Do You Really Need Windows 8?
- Why is Microsoft Updating Windows Again?
- Whats New in Windows 8?
- Do You Really Need or Want Windows 8?
It’s been almost three years since the release of Windows 7, which means it’s time for another upgrade to Microsoft’s market-leading operating system. Unlike Windows 7, which was a relatively minor update (some dubbed it “Windows Vista done right”), Windows 8 looks to a major overhaul of both interface and functionality.
Microsoft has just released the Consumer Preview version of Windows 8, so you can install it and check it out on your current PC; the final release will be later this year. The question, though, is what’s new and different about Windows 8 – and do you really need it?
Why is Microsoft Updating Windows – Again?
There’s just no leaving good enough alone.
Microsoft has a history of releasing new versions of its operating system every three years or so. Windows 98 shipped three years after the ground-breaking Windows 95. We’ll ignore the underwhelming Windows Me (which shipped in 2000), and move onto the major update that was Windows XP, which shipped in 2001 – three years after Windows 98. Microsoft skipped a few years before releasing Windows Vista in late 2006, but then followed it exactly three years later with the current release, Windows 7. This fall being three years after the Windows 7 release, it’s naturally time for a new upgrade.
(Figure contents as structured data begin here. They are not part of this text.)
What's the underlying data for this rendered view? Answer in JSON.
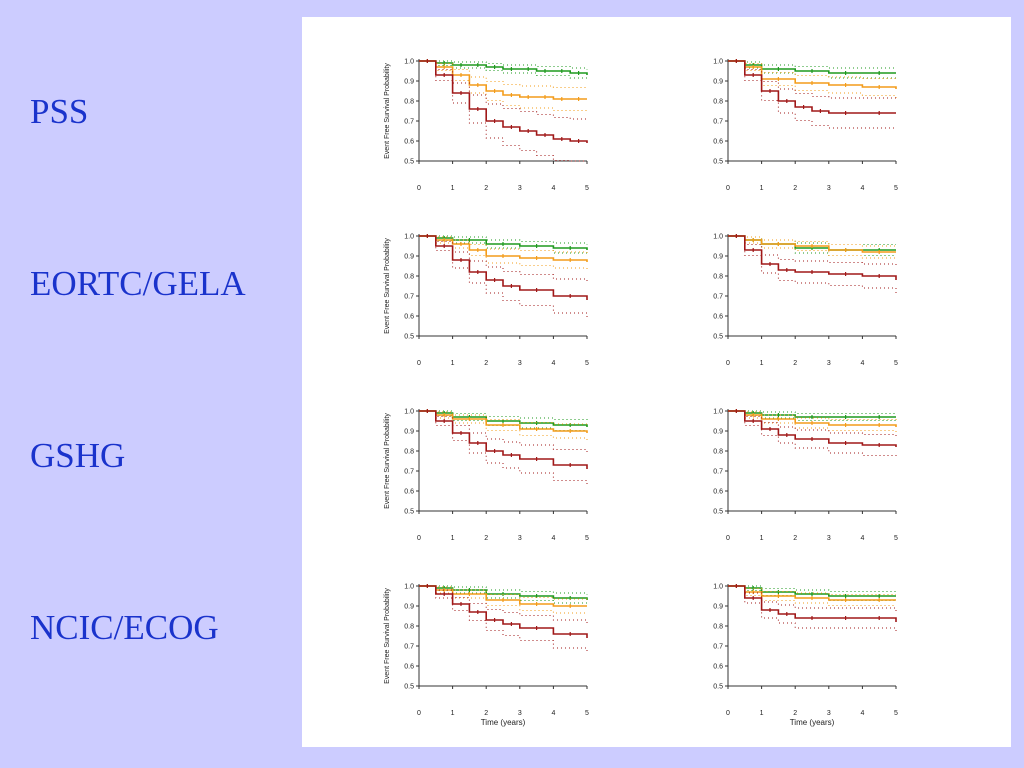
{
  "row_labels": [
    "PSS",
    "EORTC/GELA",
    "GSHG",
    "NCIC/ECOG"
  ],
  "colors": {
    "green": "#1e9a1e",
    "orange": "#f39c1a",
    "red": "#a01818",
    "background": "#CCCCFF",
    "label_text": "#1a33cc"
  },
  "chart_data": [
    {
      "type": "line",
      "row": "PSS",
      "ylabel": "Event Free Survival Probability",
      "xlabel": "",
      "xlim": [
        0,
        5
      ],
      "ylim": [
        0.5,
        1.0
      ],
      "x_ticks": [
        "0",
        "1",
        "2",
        "3",
        "4",
        "5"
      ],
      "y_ticks": [
        "1.0",
        "0.9",
        "0.8",
        "0.7",
        "0.6",
        "0.5"
      ],
      "series": [
        {
          "color": "green",
          "x": [
            0,
            0.5,
            1,
            1.5,
            2,
            2.5,
            3,
            3.5,
            4,
            4.5,
            5
          ],
          "y": [
            1.0,
            0.99,
            0.98,
            0.98,
            0.97,
            0.96,
            0.96,
            0.95,
            0.95,
            0.94,
            0.93
          ]
        },
        {
          "color": "orange",
          "x": [
            0,
            0.5,
            1,
            1.5,
            2,
            2.5,
            3,
            3.5,
            4,
            4.5,
            5
          ],
          "y": [
            1.0,
            0.97,
            0.93,
            0.88,
            0.85,
            0.83,
            0.82,
            0.82,
            0.81,
            0.81,
            0.81
          ]
        },
        {
          "color": "red",
          "x": [
            0,
            0.5,
            1,
            1.5,
            2,
            2.5,
            3,
            3.5,
            4,
            4.5,
            5
          ],
          "y": [
            1.0,
            0.93,
            0.84,
            0.76,
            0.7,
            0.67,
            0.65,
            0.63,
            0.61,
            0.6,
            0.59
          ]
        }
      ]
    },
    {
      "type": "line",
      "row": "PSS",
      "xlabel": "",
      "xlim": [
        0,
        5
      ],
      "ylim": [
        0.5,
        1.0
      ],
      "x_ticks": [
        "0",
        "1",
        "2",
        "3",
        "4",
        "5"
      ],
      "y_ticks": [
        "1.0",
        "0.9",
        "0.8",
        "0.7",
        "0.6",
        "0.5"
      ],
      "series": [
        {
          "color": "green",
          "x": [
            0,
            0.5,
            1,
            2,
            3,
            4,
            5
          ],
          "y": [
            1.0,
            0.98,
            0.96,
            0.95,
            0.94,
            0.94,
            0.94
          ]
        },
        {
          "color": "orange",
          "x": [
            0,
            0.5,
            1,
            2,
            3,
            4,
            5
          ],
          "y": [
            1.0,
            0.97,
            0.91,
            0.89,
            0.88,
            0.87,
            0.86
          ]
        },
        {
          "color": "red",
          "x": [
            0,
            0.5,
            1,
            1.5,
            2,
            2.5,
            3,
            4,
            5
          ],
          "y": [
            1.0,
            0.93,
            0.85,
            0.8,
            0.77,
            0.75,
            0.74,
            0.74,
            0.74
          ]
        }
      ]
    },
    {
      "type": "line",
      "row": "EORTC/GELA",
      "ylabel": "Event Free Survival Probability",
      "xlabel": "",
      "xlim": [
        0,
        5
      ],
      "ylim": [
        0.5,
        1.0
      ],
      "x_ticks": [
        "0",
        "1",
        "2",
        "3",
        "4",
        "5"
      ],
      "y_ticks": [
        "1.0",
        "0.9",
        "0.8",
        "0.7",
        "0.6",
        "0.5"
      ],
      "series": [
        {
          "color": "green",
          "x": [
            0,
            0.5,
            1,
            2,
            3,
            4,
            5
          ],
          "y": [
            1.0,
            0.99,
            0.98,
            0.96,
            0.95,
            0.94,
            0.93
          ]
        },
        {
          "color": "orange",
          "x": [
            0,
            0.5,
            1,
            1.5,
            2,
            3,
            4,
            5
          ],
          "y": [
            1.0,
            0.98,
            0.96,
            0.93,
            0.9,
            0.89,
            0.88,
            0.87
          ]
        },
        {
          "color": "red",
          "x": [
            0,
            0.5,
            1,
            1.5,
            2,
            2.5,
            3,
            4,
            5
          ],
          "y": [
            1.0,
            0.95,
            0.88,
            0.82,
            0.78,
            0.75,
            0.73,
            0.7,
            0.68
          ]
        }
      ]
    },
    {
      "type": "line",
      "row": "EORTC/GELA",
      "xlabel": "",
      "xlim": [
        0,
        5
      ],
      "ylim": [
        0.5,
        1.0
      ],
      "x_ticks": [
        "0",
        "1",
        "2",
        "3",
        "4",
        "5"
      ],
      "y_ticks": [
        "1.0",
        "0.9",
        "0.8",
        "0.7",
        "0.6",
        "0.5"
      ],
      "series": [
        {
          "color": "green",
          "x": [
            0,
            0.5,
            1,
            2,
            3,
            4,
            5
          ],
          "y": [
            1.0,
            0.98,
            0.96,
            0.94,
            0.93,
            0.93,
            0.93
          ]
        },
        {
          "color": "orange",
          "x": [
            0,
            0.5,
            1,
            2,
            3,
            4,
            5
          ],
          "y": [
            1.0,
            0.98,
            0.96,
            0.95,
            0.93,
            0.92,
            0.92
          ]
        },
        {
          "color": "red",
          "x": [
            0,
            0.5,
            1,
            1.5,
            2,
            3,
            4,
            5
          ],
          "y": [
            1.0,
            0.93,
            0.86,
            0.83,
            0.82,
            0.81,
            0.8,
            0.78
          ]
        }
      ]
    },
    {
      "type": "line",
      "row": "GSHG",
      "ylabel": "Event Free Survival Probability",
      "xlabel": "",
      "xlim": [
        0,
        5
      ],
      "ylim": [
        0.5,
        1.0
      ],
      "x_ticks": [
        "0",
        "1",
        "2",
        "3",
        "4",
        "5"
      ],
      "y_ticks": [
        "1.0",
        "0.9",
        "0.8",
        "0.7",
        "0.6",
        "0.5"
      ],
      "series": [
        {
          "color": "green",
          "x": [
            0,
            0.5,
            1,
            2,
            3,
            4,
            5
          ],
          "y": [
            1.0,
            0.99,
            0.97,
            0.95,
            0.94,
            0.93,
            0.92
          ]
        },
        {
          "color": "orange",
          "x": [
            0,
            0.5,
            1,
            2,
            3,
            4,
            5
          ],
          "y": [
            1.0,
            0.98,
            0.96,
            0.93,
            0.91,
            0.9,
            0.89
          ]
        },
        {
          "color": "red",
          "x": [
            0,
            0.5,
            1,
            1.5,
            2,
            2.5,
            3,
            4,
            5
          ],
          "y": [
            1.0,
            0.95,
            0.89,
            0.84,
            0.8,
            0.78,
            0.76,
            0.73,
            0.71
          ]
        }
      ]
    },
    {
      "type": "line",
      "row": "GSHG",
      "xlabel": "",
      "xlim": [
        0,
        5
      ],
      "ylim": [
        0.5,
        1.0
      ],
      "x_ticks": [
        "0",
        "1",
        "2",
        "3",
        "4",
        "5"
      ],
      "y_ticks": [
        "1.0",
        "0.9",
        "0.8",
        "0.7",
        "0.6",
        "0.5"
      ],
      "series": [
        {
          "color": "green",
          "x": [
            0,
            0.5,
            1,
            2,
            3,
            4,
            5
          ],
          "y": [
            1.0,
            0.99,
            0.98,
            0.97,
            0.97,
            0.97,
            0.97
          ]
        },
        {
          "color": "orange",
          "x": [
            0,
            0.5,
            1,
            2,
            3,
            4,
            5
          ],
          "y": [
            1.0,
            0.98,
            0.96,
            0.94,
            0.93,
            0.93,
            0.92
          ]
        },
        {
          "color": "red",
          "x": [
            0,
            0.5,
            1,
            1.5,
            2,
            3,
            4,
            5
          ],
          "y": [
            1.0,
            0.95,
            0.91,
            0.88,
            0.86,
            0.84,
            0.83,
            0.82
          ]
        }
      ]
    },
    {
      "type": "line",
      "row": "NCIC/ECOG",
      "ylabel": "Event Free Survival Probability",
      "xlabel": "Time (years)",
      "xlim": [
        0,
        5
      ],
      "ylim": [
        0.5,
        1.0
      ],
      "x_ticks": [
        "0",
        "1",
        "2",
        "3",
        "4",
        "5"
      ],
      "y_ticks": [
        "1.0",
        "0.9",
        "0.8",
        "0.7",
        "0.6",
        "0.5"
      ],
      "series": [
        {
          "color": "green",
          "x": [
            0,
            0.5,
            1,
            2,
            3,
            4,
            5
          ],
          "y": [
            1.0,
            0.99,
            0.98,
            0.96,
            0.95,
            0.94,
            0.93
          ]
        },
        {
          "color": "orange",
          "x": [
            0,
            0.5,
            1,
            2,
            3,
            4,
            5
          ],
          "y": [
            1.0,
            0.98,
            0.96,
            0.93,
            0.91,
            0.9,
            0.9
          ]
        },
        {
          "color": "red",
          "x": [
            0,
            0.5,
            1,
            1.5,
            2,
            2.5,
            3,
            4,
            5
          ],
          "y": [
            1.0,
            0.96,
            0.91,
            0.87,
            0.83,
            0.81,
            0.79,
            0.76,
            0.74
          ]
        }
      ]
    },
    {
      "type": "line",
      "row": "NCIC/ECOG",
      "xlabel": "Time (years)",
      "xlim": [
        0,
        5
      ],
      "ylim": [
        0.5,
        1.0
      ],
      "x_ticks": [
        "0",
        "1",
        "2",
        "3",
        "4",
        "5"
      ],
      "y_ticks": [
        "1.0",
        "0.9",
        "0.8",
        "0.7",
        "0.6",
        "0.5"
      ],
      "series": [
        {
          "color": "green",
          "x": [
            0,
            0.5,
            1,
            2,
            3,
            4,
            5
          ],
          "y": [
            1.0,
            0.99,
            0.97,
            0.96,
            0.95,
            0.95,
            0.95
          ]
        },
        {
          "color": "orange",
          "x": [
            0,
            0.5,
            1,
            2,
            3,
            4,
            5
          ],
          "y": [
            1.0,
            0.97,
            0.95,
            0.94,
            0.93,
            0.93,
            0.93
          ]
        },
        {
          "color": "red",
          "x": [
            0,
            0.5,
            1,
            1.5,
            2,
            3,
            4,
            5
          ],
          "y": [
            1.0,
            0.94,
            0.88,
            0.86,
            0.84,
            0.84,
            0.84,
            0.82
          ]
        }
      ]
    }
  ]
}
Now, some Windows upgrades, such as Windows 95, XP, and Vista, are major, with significant changes to the interface and features. Other upgrades, such as Windows 98 and Windows 7, are more minor, amounting to not much more than bug fixes and cosmetic changes. The newest upgrade, dubbed Windows 8, is the former – a major upgrade in both interface and functionality.
In many ways, Windows 8 is the most significant OS upgrade since Windows 95. It involves a total rethinking of the way people use their computers, with revolutionary (not evolutionary) changes to the interface and major features. It’s a whole new ball game.
We’ll look at what’s new in Windows 8 in a moment, but before we do it helps to know what Microsoft was trying to achieve with the new operating system. As Steve Sinofsky, president of Microsoft’s Windows group, said at the launch event, “Windows 8 is a generational change in the Windows operating system in the design, functionality, implementation.”
Sinofsky went on to say that Microsoft wanted to make sure that people who were switching between using a smartphone, tablet, and laptop PC would have a consistent user experience. In other words, Microsoft wants to offer a single operating environment for all types of devices. Windows everywhere is the motto.
And the Windows that’s everywhere has a completely new interface – or at least new to the computing desktop. Microsoft believes that the era of the mouse and keyboard is over, and that more and more users will be controlling their devices via touch. That’s certainly the case with smartphones and tablets, but may be a leap of faith when it comes to traditional desktop and notebook computing.
So Windows 8 aims to unite the user experience across all manner of computer-like devices. One interface for everything you use – smartphone, tablet, and computer – with that interface being Windows. Microsoft owns the desktop, after all; why not leverage that into the phone and tablet markets?